The Google statement renewed a debate that had already begun in recent years, when the number of digital certifications promoted by Big Tech began to grow. Specifically, the academic world has moved a structural criticism, wondering if a certificate or a certification are guarantors of the skills and abilities acquired by users only because they are provided by an authoritative brand, or if a simple course of a few hundred hours is enough to cement the foundations of professionalism.

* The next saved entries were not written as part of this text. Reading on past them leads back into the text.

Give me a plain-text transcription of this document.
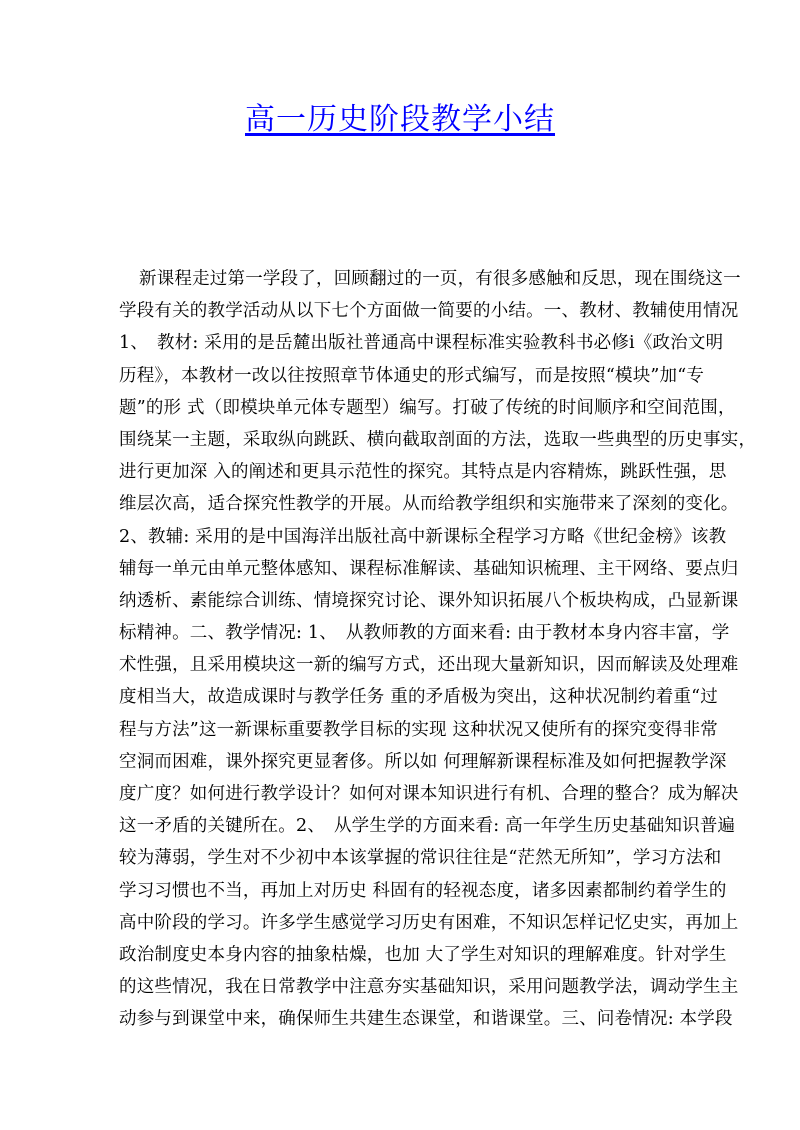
高一历史阶段教学小结
新课程走过第一学段了，回顾翻过的一页，有很多感触和反思，现在围绕这一
学段有关的教学活动从以下七个方面做一简要的小结。一、教材、教辅使用情况
1、　教材: 采用的是岳麓出版社普通高中课程标准实验教科书必修ⅰ《政治文明
历程》，本教材一改以往按照章节体通史的形式编写，而是按照“模块”加“专
题”的形 式（即模块单元体专题型）编写。打破了传统的时间顺序和空间范围，
围绕某一主题，采取纵向跳跃、横向截取剖面的方法，选取一些典型的历史事实，
进行更加深 入的阐述和更具示范性的探究。其特点是内容精炼，跳跃性强，思
维层次高，适合探究性教学的开展。从而给教学组织和实施带来了深刻的变化。
2、教辅: 采用的是中国海洋出版社高中新课标全程学习方略《世纪金榜》该教
辅每一单元由单元整体感知、课程标准解读、基础知识梳理、主干网络、要点归
纳透析、素能综合训练、情境探究讨论、课外知识拓展八个板块构成，凸显新课
标精神。二、教学情况: 1、　从教师教的方面来看: 由于教材本身内容丰富，学
术性强，且采用模块这一新的编写方式，还出现大量新知识，因而解读及处理难
度相当大，故造成课时与教学任务 重的矛盾极为突出，这种状况制约着重“过
程与方法”这一新课标重要教学目标的实现 这种状况又使所有的探究变得非常
空洞而困难，课外探究更显奢侈。所以如 何理解新课程标准及如何把握教学深
度广度？如何进行教学设计？如何对课本知识进行有机、合理的整合？成为解决
这一矛盾的关键所在。2、　从学生学的方面来看: 高一年学生历史基础知识普遍
较为薄弱，学生对不少初中本该掌握的常识往往是“茫然无所知”，学习方法和
学习习惯也不当，再加上对历史 科固有的轻视态度，诸多因素都制约着学生的
高中阶段的学习。许多学生感觉学习历史有困难，不知识怎样记忆史实，再加上
政治制度史本身内容的抽象枯燥，也加 大了学生对知识的理解难度。针对学生
的这些情况，我在日常教学中注意夯实基础知识，采用问题教学法，调动学生主
动参与到课堂中来，确保师生共建生态课堂，和谐课堂。三、问卷情况: 本学段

Perhaps the question to ask is also in terms of how much study is necessary to know a discipline, or rather, with a famous question: “how many hours does it take to become an expert in something?”. Ten years ago the “ten-thousand hours rule” became very popular, explained in the book “Outliers: The Story of Success” by Canadian journalist Malcolm Gladwell. Gladwell lists and explains a series of conditions, in his opinion necessary to become a champion, and one of these is the ten thousand hours of study rule. We must commit ourselves to any field for this duration, and we will become a champion of excellence, just as happened, according to Gladwell, to Bill Gates in the field of computer science or the Beatles in music. Precisely for such questionable examples, there has been no lack of criticism of Gladwell. His theory, in fact, is based on some assumptions published in 1993 by an academic study, which had noticed a very strong correlation between the number of hours that, in his life, a prominent individual had practiced in a given discipline and his excellence in that sector. Gladwell was criticized by the very authors of that study for misunderstanding many key passages; furthermore, those studies were later disproved by other experiments. With the same number of hours practiced, there were many other factors intervening in the abilities that an individual possessed in a discipline, demonstrating that there was still a difference despite a minimum of study / practice hours. Of these factors, talent is certainly the most important of all, and it is easier for the Beatles’ abilities to be more attributable to an innate talent than to a specific number of hours of practice, to use Gladwell’s own example. It is easier to say, perhaps, that the truth lies somewhere in between. If training can improve what it was previously, it is also true that this concept does not always work.

Returning to our case study, that of online courses and Google’s “non-university”, the debate finds valid arguments from both sides. The labor market needs specific skills and, above all, these skills are acquired by an increasing number of individuals. However, this does not mean that a 120-hour course can be considered in the same way as a Master’s degree only because it is provided by a world-renowned brand.